Musique contemporaine : Dickinson, Keats, Lorca… et la lumière

Le 11 février, au Trifolion, l’ensemble Kammerata Luxembourg présentera son nouveau CD, « Echoes of Autumn and Light ». Des compositions contemporaines reliées par leur inspiration venue de la lumière et de la poésie.

L’ensemble Kammerata Luxembourg lors de l’enregistrement de son nouveau CD. (Photos : Kammerata Luxembourg)

Dans son introduction, Markus Brönniman, compositeur et flûtiste de l’Orchestre philharmonique du Luxembourg, s’interroge : « À l’écoute de ces œuvres, la question de l’existence d’une identité luxembourgeoise se pose inéluctablement. » Si la réalité d’un style musical du cru paraît difficile à appréhender, mondialisation du classique contemporain et taille du pays obligent, le domaine bénéficie d’une belle vitalité locale et d’une certaine visibilité à l’international. Et à défaut d’une patte grand-ducale reconnaissable, deux thèmes irriguent les cinq œuvres proposées dans cette nouvelle production : la lumière et la poésie.

C’est en effet sur la base du poème « Dying », d’Emily Dickinson, que Marcel Reuter a composé la première pièce du programme. Pour son titre, il choisit le deuxième vers, « No Hue of Afternoon » : ce sont les teintes fluctuantes d’un coucher de soleil que le petit ensemble s’attache à rendre, après l’éclat de lumière initial. Quant à la voix, elle use de techniques diverses qui figurent les changements d’émotions, se fondant parfois avec la ligne mélodique instrumentale, chuchotant ou martelant, sans inflexions excessives. Une belle entrée en matière, avec la soprano Mariette Lentz parfaitement dans l’esprit du style à la fois mystérieux et gorgé de sentiments de la poétesse américaine.

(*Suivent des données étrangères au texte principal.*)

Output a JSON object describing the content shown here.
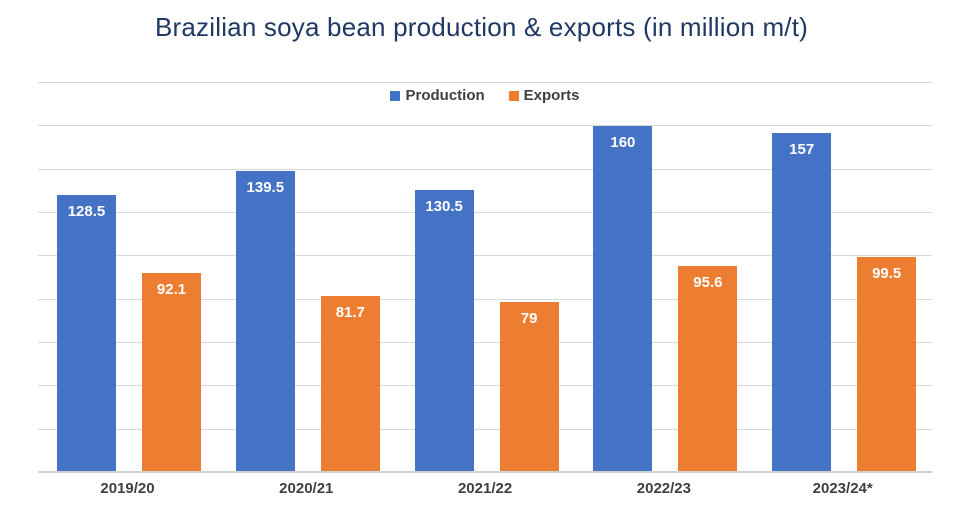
{
  "title": "Brazilian soya bean production & exports (in million m/t)",
  "legend": [
    {
      "label": "Production",
      "color": "#4472C4"
    },
    {
      "label": "Exports",
      "color": "#ED7D31"
    }
  ],
  "chart_data": {
    "type": "bar",
    "title": "Brazilian soya bean production & exports (in million m/t)",
    "categories": [
      "2019/20",
      "2020/21",
      "2021/22",
      "2022/23",
      "2023/24*"
    ],
    "series": [
      {
        "name": "Production",
        "color": "#4472C4",
        "values": [
          128.5,
          139.5,
          130.5,
          160,
          157
        ]
      },
      {
        "name": "Exports",
        "color": "#ED7D31",
        "values": [
          92.1,
          81.7,
          79,
          95.6,
          99.5
        ]
      }
    ],
    "xlabel": "",
    "ylabel": "",
    "ylim": [
      0,
      180
    ],
    "grid_step": 20,
    "grid": true,
    "y_axis_labels_visible": false,
    "legend_position": "top",
    "value_labels": "inside-end",
    "value_label_color": "#FFFFFF"
  },
  "colors": {
    "background": "#FFFFFF",
    "title": "#1F3864",
    "gridline": "#D9D9D9",
    "axis_line": "#D2D2D2",
    "axis_label": "#404040",
    "production": "#4472C4",
    "exports": "#ED7D31"
  }
}
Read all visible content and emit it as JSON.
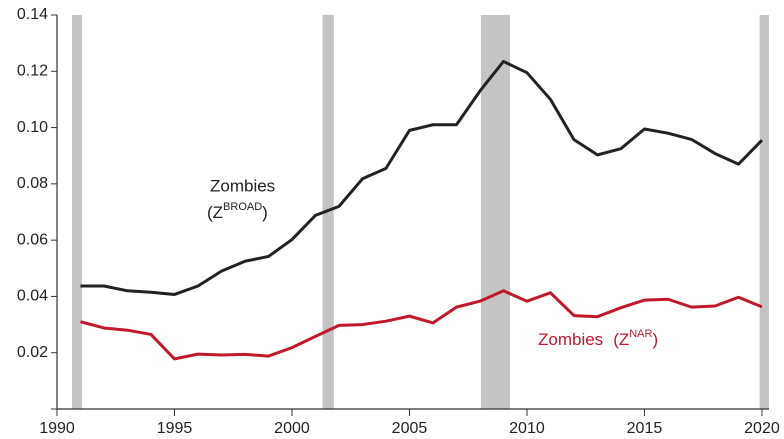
{
  "chart_data": {
    "type": "line",
    "x": [
      1991,
      1992,
      1993,
      1994,
      1995,
      1996,
      1997,
      1998,
      1999,
      2000,
      2001,
      2002,
      2003,
      2004,
      2005,
      2006,
      2007,
      2008,
      2009,
      2010,
      2011,
      2012,
      2013,
      2014,
      2015,
      2016,
      2017,
      2018,
      2019,
      2020
    ],
    "series": [
      {
        "color": "#222222",
        "label": {
          "line1": "Zombies",
          "base": "(Z",
          "sup": "BROAD",
          "end": ")"
        },
        "values": [
          0.0437,
          0.0437,
          0.042,
          0.0415,
          0.0407,
          0.0437,
          0.049,
          0.0525,
          0.0542,
          0.0602,
          0.0688,
          0.072,
          0.0818,
          0.0855,
          0.099,
          0.101,
          0.101,
          0.113,
          0.1235,
          0.1195,
          0.11,
          0.0957,
          0.0903,
          0.0925,
          0.0995,
          0.098,
          0.0958,
          0.0908,
          0.087,
          0.0955
        ]
      },
      {
        "color": "#c0192a",
        "label": {
          "line1": "Zombies",
          "base": "(Z",
          "sup": "NAR",
          "end": ")"
        },
        "values": [
          0.031,
          0.0288,
          0.028,
          0.0265,
          0.0178,
          0.0195,
          0.0192,
          0.0194,
          0.0188,
          0.0218,
          0.0258,
          0.0297,
          0.03,
          0.0312,
          0.033,
          0.0306,
          0.0362,
          0.0383,
          0.042,
          0.0383,
          0.0413,
          0.0332,
          0.0328,
          0.036,
          0.0387,
          0.039,
          0.0362,
          0.0366,
          0.0397,
          0.0363
        ]
      }
    ],
    "shaded": [
      [
        1990.64,
        1991.06
      ],
      [
        2001.3,
        2001.78
      ],
      [
        2008.04,
        2009.28
      ],
      [
        2019.9,
        2020.3
      ]
    ],
    "shade_color": "#c4c4c4",
    "xlim": [
      1990,
      2020.3
    ],
    "ylim": [
      0,
      0.14
    ],
    "xticks": [
      1990,
      1995,
      2000,
      2005,
      2010,
      2015,
      2020
    ],
    "yticks": [
      {
        "value": 0.02,
        "label": "0.02"
      },
      {
        "value": 0.04,
        "label": "0.04"
      },
      {
        "value": 0.06,
        "label": "0.06"
      },
      {
        "value": 0.08,
        "label": "0.08"
      },
      {
        "value": 0.1,
        "label": "0.10"
      },
      {
        "value": 0.12,
        "label": "0.12"
      },
      {
        "value": 0.14,
        "label": "0.14"
      }
    ]
  }
}
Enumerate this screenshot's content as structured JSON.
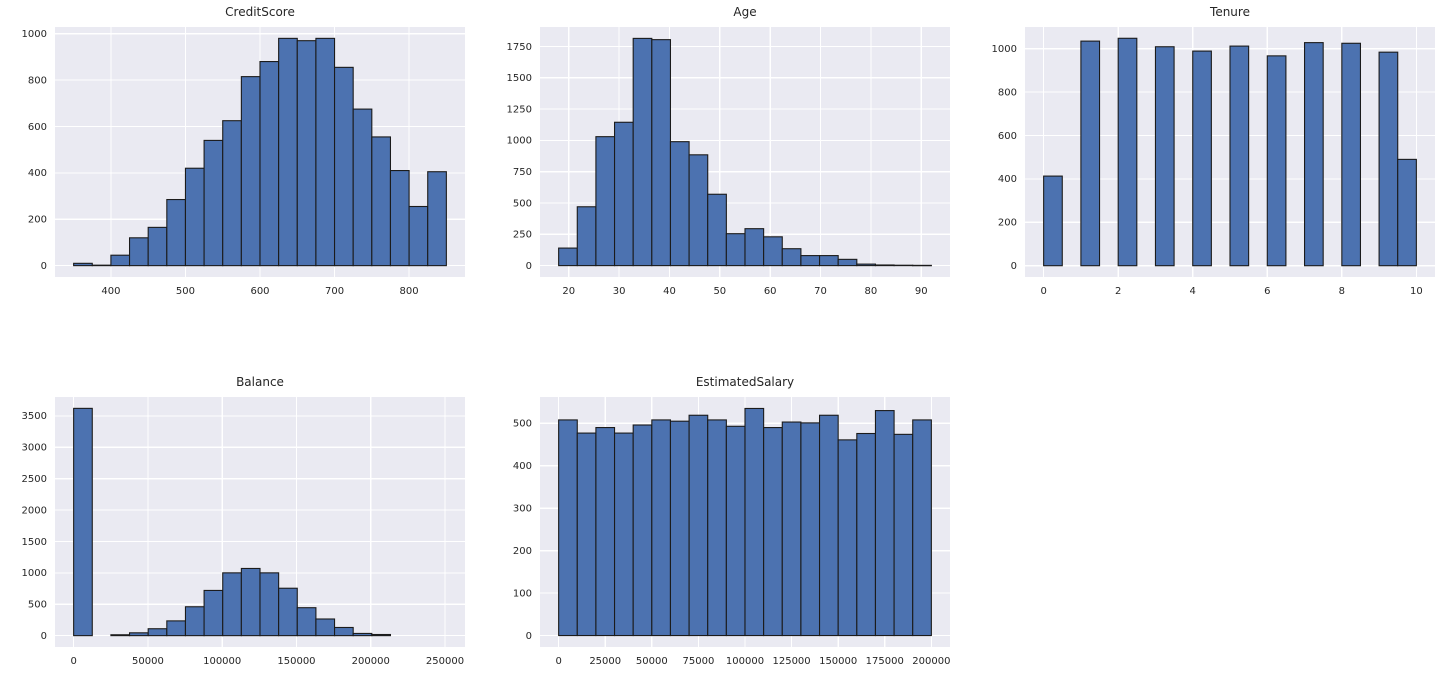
{
  "figure": {
    "kind": "histogram-grid",
    "rows": 2,
    "cols": 3,
    "background": "#ffffff"
  },
  "style": {
    "plot_bg": "#eaeaf2",
    "grid_color": "#ffffff",
    "bar_fill": "#4c72b0",
    "bar_edge": "#1b1b1b",
    "text_color": "#262626"
  },
  "chart_data": [
    {
      "type": "bar",
      "title": "CreditScore",
      "bin_start": 350,
      "bin_width": 25,
      "values": [
        10,
        2,
        45,
        120,
        165,
        285,
        420,
        540,
        625,
        815,
        880,
        980,
        970,
        980,
        855,
        675,
        555,
        410,
        255,
        405
      ],
      "x_ticks": [
        400,
        500,
        600,
        700,
        800
      ],
      "y_ticks": [
        0,
        200,
        400,
        600,
        800,
        1000
      ],
      "xlim": [
        325,
        875
      ],
      "ylim": [
        -49,
        1029
      ],
      "grid": true,
      "legend": false,
      "xlabel": "",
      "ylabel": ""
    },
    {
      "type": "bar",
      "title": "Age",
      "bin_start": 18,
      "bin_width": 3.7,
      "values": [
        140,
        470,
        1030,
        1145,
        1815,
        1805,
        990,
        885,
        570,
        255,
        295,
        230,
        135,
        80,
        80,
        50,
        12,
        5,
        3,
        2
      ],
      "x_ticks": [
        20,
        30,
        40,
        50,
        60,
        70,
        80,
        90
      ],
      "y_ticks": [
        0,
        250,
        500,
        750,
        1000,
        1250,
        1500,
        1750
      ],
      "xlim": [
        14.3,
        95.7
      ],
      "ylim": [
        -91,
        1906
      ],
      "grid": true,
      "legend": false,
      "xlabel": "",
      "ylabel": ""
    },
    {
      "type": "bar",
      "title": "Tenure",
      "bin_start": 0,
      "bin_width": 0.5,
      "values": [
        413,
        0,
        1035,
        0,
        1048,
        0,
        1009,
        0,
        989,
        0,
        1012,
        0,
        967,
        0,
        1028,
        0,
        1025,
        0,
        984,
        490
      ],
      "x_ticks": [
        0,
        2,
        4,
        6,
        8,
        10
      ],
      "y_ticks": [
        0,
        200,
        400,
        600,
        800,
        1000
      ],
      "xlim": [
        -0.5,
        10.5
      ],
      "ylim": [
        -52,
        1100
      ],
      "grid": true,
      "legend": false,
      "xlabel": "",
      "ylabel": ""
    },
    {
      "type": "bar",
      "title": "Balance",
      "bin_start": 0,
      "bin_width": 12545,
      "values": [
        3620,
        0,
        14,
        45,
        110,
        235,
        460,
        720,
        1000,
        1070,
        1000,
        755,
        445,
        265,
        130,
        35,
        18,
        0,
        0,
        0
      ],
      "x_ticks": [
        0,
        50000,
        100000,
        150000,
        200000,
        250000
      ],
      "y_ticks": [
        0,
        500,
        1000,
        1500,
        2000,
        2500,
        3000,
        3500
      ],
      "xlim": [
        -12545,
        263443
      ],
      "ylim": [
        -181,
        3801
      ],
      "grid": true,
      "legend": false,
      "xlabel": "",
      "ylabel": ""
    },
    {
      "type": "bar",
      "title": "EstimatedSalary",
      "bin_start": 0,
      "bin_width": 10000,
      "values": [
        508,
        477,
        490,
        477,
        496,
        508,
        505,
        519,
        508,
        493,
        535,
        490,
        503,
        501,
        519,
        461,
        476,
        530,
        474,
        508
      ],
      "x_ticks": [
        0,
        25000,
        50000,
        75000,
        100000,
        125000,
        150000,
        175000,
        200000
      ],
      "y_ticks": [
        0,
        100,
        200,
        300,
        400,
        500
      ],
      "xlim": [
        -10000,
        210000
      ],
      "ylim": [
        -27,
        562
      ],
      "grid": true,
      "legend": false,
      "xlabel": "",
      "ylabel": ""
    }
  ]
}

Markus Brönnimann ne revendique pas une stricte mise en musique, mais tire aussi sa matière et son titre d’un poème : « El canto quiere ser luz », de Federico García Lorca. Sa pièce explore peu à peu les notes à partir d’une seule, dans un jeu où chaque instrument semble chercher la lumière. Car « La luz no sabe qué quiere », selon le poète, et puisque la lumière ne sait pas ce qu’elle veut, la musique tâtonne au début. La danse est d’abord timide, puis rythmée ; des solos appuyés en émergent, et le violoncelle clôt cette illumination dans l’aigu. La proposition est intelligente et joliment réalisée.

« Mezza voce », deuxième composition de Marcel Reuter sur le CD, est une suite de mouvements où les contrastes sont liés à des différences d’instrumentation, de tempo ou d’atmosphère. Sa construction, beaucoup plus cérébrale, la rend plus exigeante à l’écoute. Elle réserve cependant de beaux moments lyriques et apaisés, notamment dans son « cantabile ».

C’est avec Georges Lentz, compositeur luxembourgeois résidant désormais à Sydney, que poésie et lumière reviennent. Si le point de départ avoué est la peinture aborigène, la spiritualité des premiers peuples d’Australie, faite d’histoires ancestrales transmises oralement, baigne évidemment dans une mer de poèmes. « Nguurraa from ‘Mysterium’ (‘Caeli enarrant…’ VII) » tire son premier mot du terme réservé à la lumière dans une langue locale. Un long solo de clarinette ouvre cette œuvre qui vise à rendre le sentiment de petitesse face à l’univers ressenti dans le désert australien. Lentz n’hésite pas à utiliser le silence et superpose des lignes mélodiques de façon subtile, avant de monter en puissance pour le saisissement devant la grandeur qui nous entoure. De quoi donner une sérieuse envie de désert.

Pour terminer, Camille Kerger propose « Lieder des Herbstes », une suite mélangeant des poèmes japonais écrits du 7e au 16e siècle avec « To Autumn » de John Keats. Le compositeur a réarrangé les strophes du poète britannique pour les fondre dans la poésie japonaise (en version allemande), elle aussi consacrée à l’automne. Le petit ensemble et la soprano en donnent une interprétation musicalement bien en place. Cependant, la mixture sino-germano-britannique et le bouleversement du poème de Keats génèrent une impression plus diffuse, moins concentrée en sentiments, malgré de belles illustrations sonores. Il n’en reste pas moins que la représentation en direct le 11 février devrait donner à cette pièce comme aux autres tout l’éclat qu’elles méritent.

« Echoes of Autumn and Light », CD paru chez Toccata Next (Londres) : informations et commande sur kammerata.lu
Concert de présentation le 11 février à 20h au Trifolion (complet !).